ENEM 2019 - Democratização do acesso ao cinema no Brasil
Enviada em 17/01/2020
Na obra “1984”, o escritor britânico George Orwell destaca uma distopia, em que um Estado totalitário restringia a opinião pública mediante o controle dos recursos audiovisuais. Nesse sentido, a democratização do acesso ao cinema favorece o estabelecimento de uma sociedade mais crítica. Contudo, as disparidades urbanas e uma baixa instrução pedagógica limitam tal papel.
Diante desse cenário, durante o processo de urbanização do Brasil, intensificado no século XX, os centros urbanos passaram a favorecer a favelização, em que as camadas populacionais mais pobres foram afastadas. Tais áreas, marginalizadas, apresentam um insuficiente número de cinemas, de modo que inúmeros indivíduos não acessem a uma fonte capaz de promover momentos de lazer, além de gerar reflexão e maior criticidade frente aos problemas atuais. Destarte, a expansão no número de cinemas maximiza a cidadania, tendo em vista que engloba distintas formações sociais.

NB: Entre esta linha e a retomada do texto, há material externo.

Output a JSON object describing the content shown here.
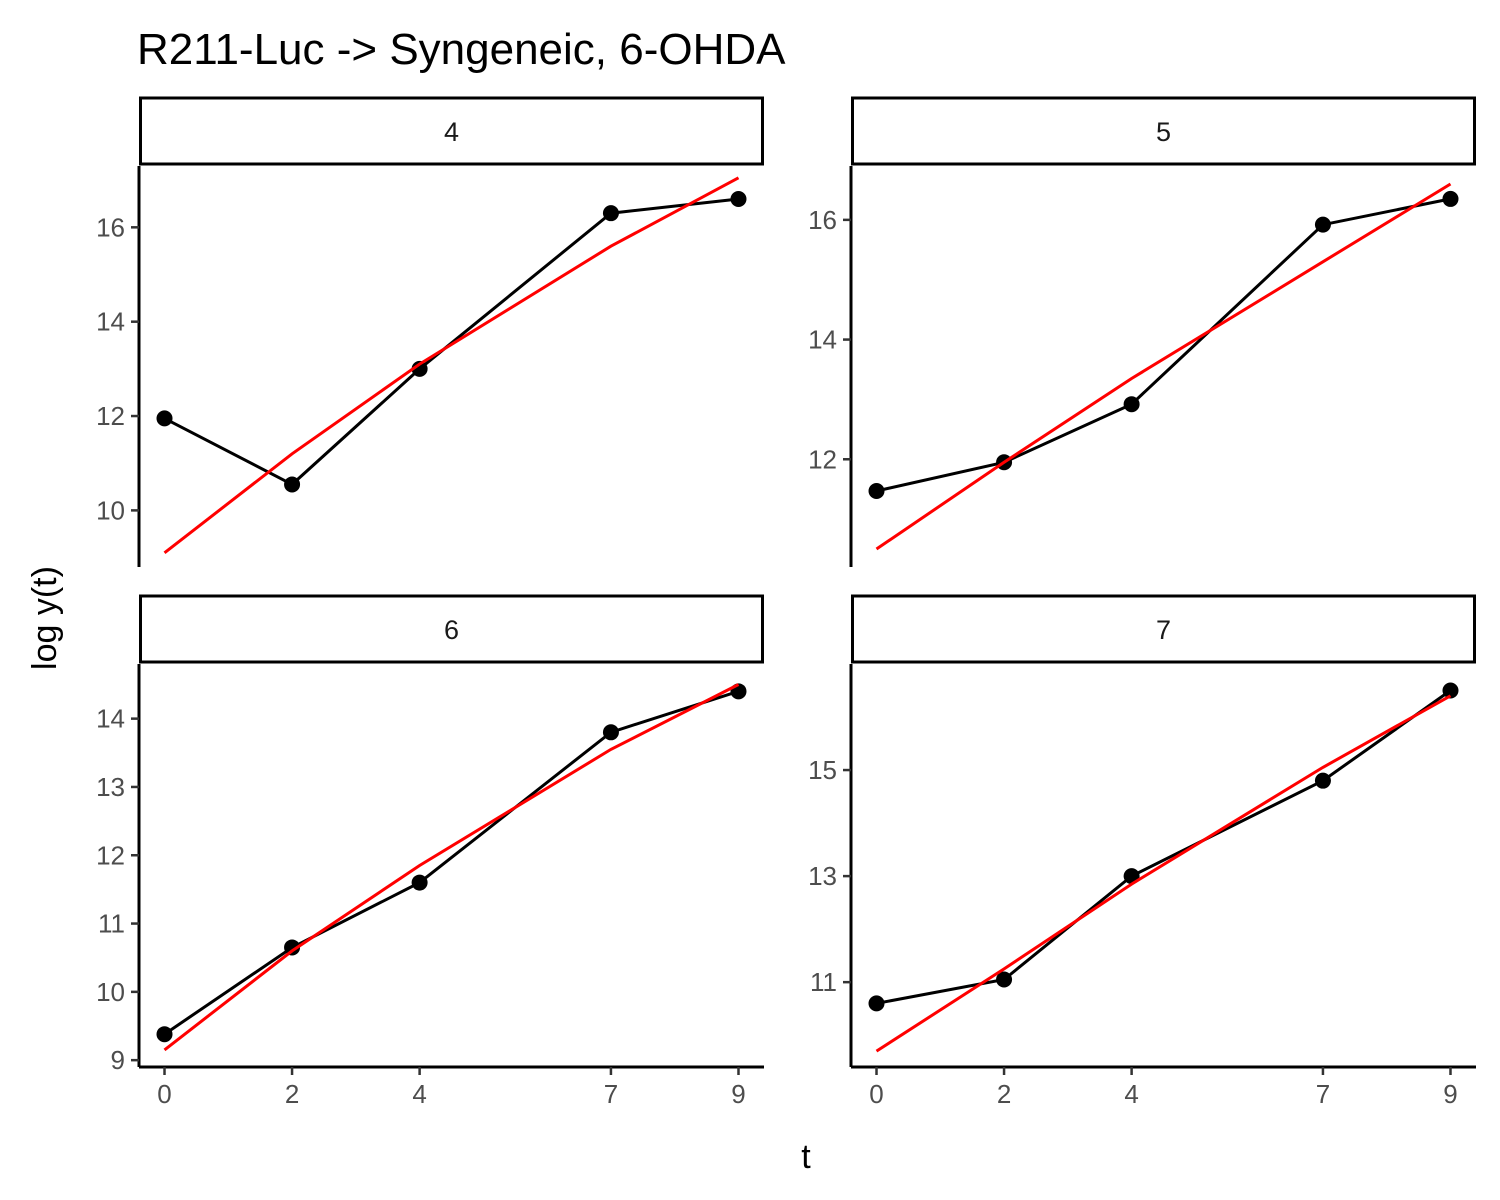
{
  "chart_data": {
    "type": "line",
    "title": "R211-Luc -> Syngeneic, 6-OHDA",
    "xlabel": "t",
    "ylabel": "log y(t)",
    "x_ticks": [
      0,
      2,
      4,
      7,
      9
    ],
    "xlim": [
      -0.4,
      9.4
    ],
    "grid": false,
    "legend": "none",
    "colors": {
      "observed": "#000000",
      "fit": "#ff0000"
    },
    "panels": [
      {
        "label": "4",
        "ylim": [
          8.8,
          17.3
        ],
        "y_ticks": [
          10,
          12,
          14,
          16
        ],
        "series": [
          {
            "kind": "observed",
            "x": [
              0,
              2,
              4,
              7,
              9
            ],
            "y": [
              11.95,
              10.55,
              13.0,
              16.3,
              16.6
            ]
          },
          {
            "kind": "fit",
            "x": [
              0,
              2,
              4,
              7,
              9
            ],
            "y": [
              9.1,
              11.2,
              13.1,
              15.6,
              17.05
            ]
          }
        ]
      },
      {
        "label": "5",
        "ylim": [
          10.2,
          16.9
        ],
        "y_ticks": [
          12,
          14,
          16
        ],
        "series": [
          {
            "kind": "observed",
            "x": [
              0,
              2,
              4,
              7,
              9
            ],
            "y": [
              11.47,
              11.95,
              12.92,
              15.92,
              16.35
            ]
          },
          {
            "kind": "fit",
            "x": [
              0,
              2,
              4,
              7,
              9
            ],
            "y": [
              10.5,
              11.95,
              13.35,
              15.3,
              16.6
            ]
          }
        ]
      },
      {
        "label": "6",
        "ylim": [
          8.9,
          14.8
        ],
        "y_ticks": [
          9,
          10,
          11,
          12,
          13,
          14
        ],
        "series": [
          {
            "kind": "observed",
            "x": [
              0,
              2,
              4,
              7,
              9
            ],
            "y": [
              9.38,
              10.65,
              11.6,
              13.8,
              14.4
            ]
          },
          {
            "kind": "fit",
            "x": [
              0,
              2,
              4,
              7,
              9
            ],
            "y": [
              9.15,
              10.6,
              11.85,
              13.55,
              14.5
            ]
          }
        ]
      },
      {
        "label": "7",
        "ylim": [
          9.4,
          17.0
        ],
        "y_ticks": [
          11,
          13,
          15
        ],
        "series": [
          {
            "kind": "observed",
            "x": [
              0,
              2,
              4,
              7,
              9
            ],
            "y": [
              10.6,
              11.05,
              13.0,
              14.8,
              16.5
            ]
          },
          {
            "kind": "fit",
            "x": [
              0,
              2,
              4,
              7,
              9
            ],
            "y": [
              9.7,
              11.25,
              12.85,
              15.05,
              16.4
            ]
          }
        ]
      }
    ]
  }
}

Outrossim, é imprescindível uma atuação social que fortaleça as estruturas capazes de assegurar as condições de liberdade e de inclusão social. Para isso, baseado nas teorias do sociólogo Jürgen Habermas, é necessária a existência de uma Ação Comunicativa. Nesse contexto, pelo fato dos Centros educacionais não fornecerem, de modo interativo e dinâmico, funcionalidades audiovisuais voltadas para a transmissão de filmes com conteúdos didáticos e recreativos, o processo pedagógico não estimula o contato com o cinema desde os níveis básicos da educação, de forma a limitar o desenvolvimento cognitivo dos estudantes.
Entende-se, portanto, que é mister do Governo Federal promover a mudança do quadro atual. Para tanto, é necessário oferecer a presença de cinemas em áreas marginalizadas e um agir pedagógico que incentive a atuação cinematográfica. Isso pode ser feito por intermédio de maiores subsídios ao Ministério da Cidadania e ao Ministério da Educação, a fim de que a construção de cinemas em distintas área possa ser realizada, bem como o público infantojuvenil possa adquirir uma formação pedagógica mais dinâmica e funcional, a exemplo a participação de um maior número de salas cinematográficas nas escolas do País. Assim, ter-se-á uma nítida democratização do acesso ao cinema.